Calcium/calmodulin‐dependent protein kinase kinase β is neuroprotective in stroke in aged mice

Stroke is a devastating neurological disease and the leading cause of long‐term disability, particularly in the elderly. Calcium/calmodulin‐dependent protein kinase kinase β (CaMKK β) is a major kinase activated by elevated levels of intracellular calcium. Our previous findings in young mice have suggested that Ca MKK β is neuroprotective as KO mice had worse stroke outcomes. Because age is an important determinant of stroke outcome, we evaluated the functional role of Ca MKK β in stroke in aged mice. We used middle cerebral artery occlusion to induce stroke in aged wild‐type ( WT ) and Ca MKK β KO male mice. Lentiviral vectors carrying Ca MKK β ( LV ‐Ca MKK β) were used to overexpress Ca MKK β in the mouse brain. Baseline levels of Ca MKK β in the aged brain were significantly lower than those in young mice. LV ‐Ca MKK β treatment reduced infarcts and neurological deficits assessed 3 days after stroke. In chronic survival experiments, Ca MKK β KO mice showed increased tissue loss in the ipsilateral hemisphere 3 weeks after stroke.
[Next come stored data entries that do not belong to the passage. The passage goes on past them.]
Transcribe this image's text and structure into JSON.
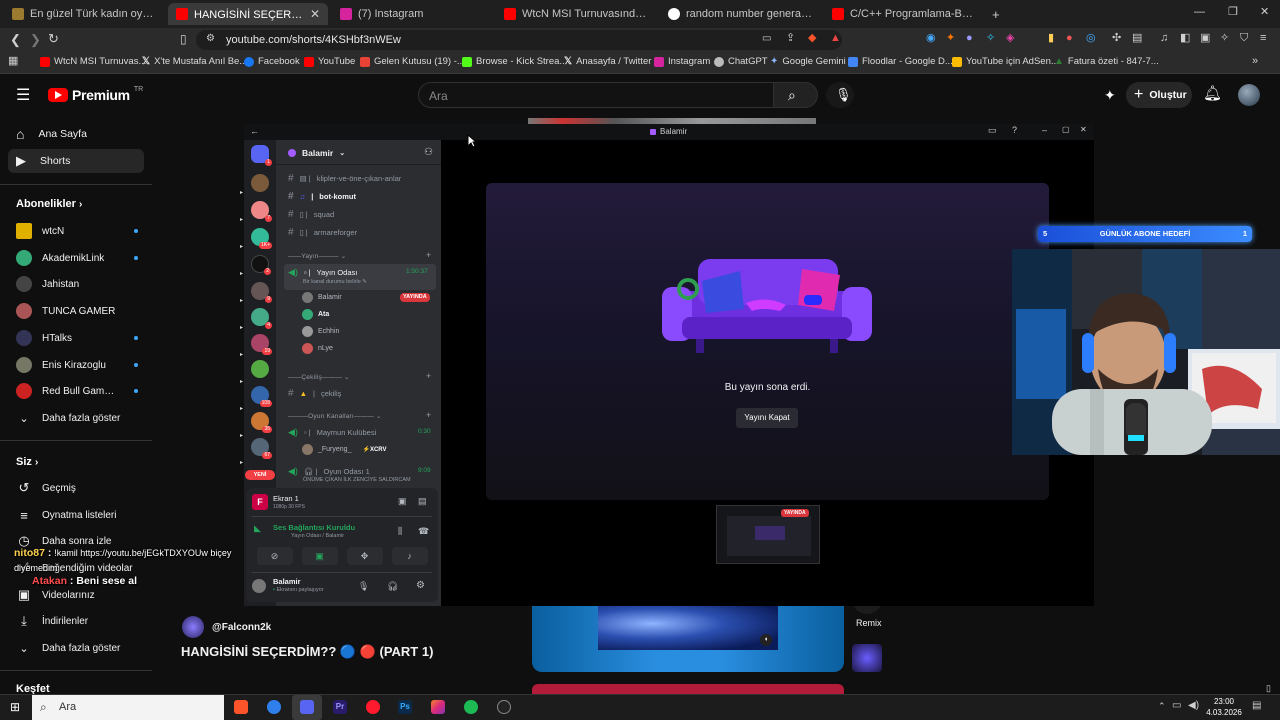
{
  "browser": {
    "tabs": [
      {
        "title": "En güzel Türk kadın oyuncu - Tier Li",
        "color": "#9a7b2f"
      },
      {
        "title": "HANGİSİNİ SEÇERDİM?? 🔵 🔴",
        "color": "#ff0000"
      },
      {
        "title": "(7) Instagram",
        "color": "#d6249f"
      },
      {
        "title": "WtcN MSI Turnuvasında Mithrain i V",
        "color": "#ff0000"
      },
      {
        "title": "random number generator - Google",
        "color": "#ffffff"
      },
      {
        "title": "C/C++ Programlama-Bölüm2-Selam",
        "color": "#ff0000"
      }
    ],
    "new_tab": "+",
    "url": "youtube.com/shorts/4KSHbf3nWEw",
    "bookmarks": [
      {
        "label": "WtcN MSI Turnuvas...",
        "color": "#ff0000"
      },
      {
        "label": "X'te Mustafa Anıl Be...",
        "color": "#ffffff"
      },
      {
        "label": "Facebook",
        "color": "#1877f2"
      },
      {
        "label": "YouTube",
        "color": "#ff0000"
      },
      {
        "label": "Gelen Kutusu (19) -...",
        "color": "#ea4335"
      },
      {
        "label": "Browse - Kick Strea...",
        "color": "#53fc18"
      },
      {
        "label": "Anasayfa / Twitter",
        "color": "#ffffff"
      },
      {
        "label": "Instagram",
        "color": "#d6249f"
      },
      {
        "label": "ChatGPT",
        "color": "#bbbbbb"
      },
      {
        "label": "Google Gemini",
        "color": "#8ab4f8"
      },
      {
        "label": "Floodlar - Google D...",
        "color": "#4285f4"
      },
      {
        "label": "YouTube için AdSen...",
        "color": "#fbbc04"
      },
      {
        "label": "Fatura özeti - 847-7...",
        "color": "#2e7d32"
      }
    ]
  },
  "youtube": {
    "logo": "Premium",
    "logo_sup": "TR",
    "search_placeholder": "Ara",
    "create_label": "Oluştur",
    "nav": [
      {
        "label": "Ana Sayfa",
        "icon": "home-icon"
      },
      {
        "label": "Shorts",
        "icon": "shorts-icon"
      }
    ],
    "subscriptions_title": "Abonelikler",
    "subscriptions": [
      {
        "name": "wtcN",
        "color": "#e0b000"
      },
      {
        "name": "AkademikLink",
        "color": "#3a7"
      },
      {
        "name": "Jahistan",
        "color": "#444"
      },
      {
        "name": "TUNCA GAMER",
        "color": "#a55"
      },
      {
        "name": "HTalks",
        "color": "#335"
      },
      {
        "name": "Enis Kirazoglu",
        "color": "#776"
      },
      {
        "name": "Red Bull Gamers...",
        "color": "#c22"
      }
    ],
    "show_more": "Daha fazla göster",
    "you_title": "Siz",
    "you_items": [
      "Geçmiş",
      "Oynatma listeleri",
      "Daha sonra izle",
      "Beğendiğim videolar",
      "Videolarınız",
      "İndirilenler"
    ],
    "show_more_2": "Daha fazla göster",
    "explore_title": "Keşfet",
    "channel": "@Falconn2k",
    "video_title": "HANGİSİNİ SEÇERDİM?? 🔵 🔴 (PART 1)",
    "remix_label": "Remix"
  },
  "discord": {
    "window_title": "Balamir",
    "server_name": "Balamir",
    "channels": [
      {
        "name": "klipler-ve-öne-çıkan-anlar",
        "bold": false
      },
      {
        "name": "bot-komut",
        "bold": true
      },
      {
        "name": "squad",
        "bold": false
      },
      {
        "name": "armareforger",
        "bold": false
      }
    ],
    "category_yayin": "Yayın",
    "voice_channel": "Yayın Odası",
    "voice_timer": "1:50:37",
    "voice_status": "Bir kanal durumu belirle",
    "voice_users": [
      {
        "name": "Balamir",
        "live": "YAYINDA",
        "color": "#777"
      },
      {
        "name": "Ata",
        "live": "",
        "color": "#3a7"
      },
      {
        "name": "Echhin",
        "live": "",
        "color": "#999"
      },
      {
        "name": "nLye",
        "live": "",
        "color": "#c55"
      }
    ],
    "category_cekilis": "Çekiliş",
    "cekilis_channel": "çekiliş",
    "category_oyun": "Oyun Kanalları",
    "oyun_channel_1": "Maymun Kulübesi",
    "oyun_timer_1": "0:30",
    "oyun_user_1": "_Furyeng_",
    "oyun_tag_1": "XCRV",
    "oyun_channel_2": "Oyun Odası 1",
    "oyun_timer_2": "9:09",
    "oyun_status_2": "ÖNÜME ÇIKAN İLK ZENCİYE SALDIRCAM",
    "new_badge": "YENİ",
    "screen_title": "Ekran 1",
    "screen_sub": "1080p 30 FPS",
    "voice_connected": "Ses Bağlantısı Kuruldu",
    "voice_connected_sub": "Yayın Odası / Balamir",
    "user_name": "Balamir",
    "user_status": "Ekranını paylaşıyor",
    "stream_ended": "Bu yayın sona erdi.",
    "close_stream": "Yayını Kapat",
    "preview_live": "YAYINDA"
  },
  "overlay": {
    "goal_left": "5",
    "goal_label": "GÜNLÜK ABONE HEDEFİ",
    "goal_right": "1"
  },
  "chat": [
    {
      "user": "nito87",
      "text": "!kamil https://youtu.be/jEGkTDXYOUw biçey diyemedim",
      "color": "#ffd24d"
    },
    {
      "user": "Atakan",
      "text": "Beni sese al",
      "color": "#ff4d4d"
    }
  ],
  "taskbar": {
    "search": "Ara",
    "time": "23:00",
    "date": "4.03.2026"
  }
}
In addition, KO mice showed poorer functional recovery during the 3‐week survival period, as measured by the rotarod test, corner test, locomotor activity assay, and novel object recognition test, compared with WT controls. The loss of blood–brain barrier proteins, inactivation of survival gene expression such as B‐cell lymphoma 2 (Bcl‐2) and an increase in inflammatory cytokines in the serum were observed after stroke with Ca MKK β inhibition. We demonstrate that Ca MKK β is neuroprotective in stroke in aged mice. Therefore, our data suggest that Ca MKK β may be a potential target for reducing long‐term disability after stroke.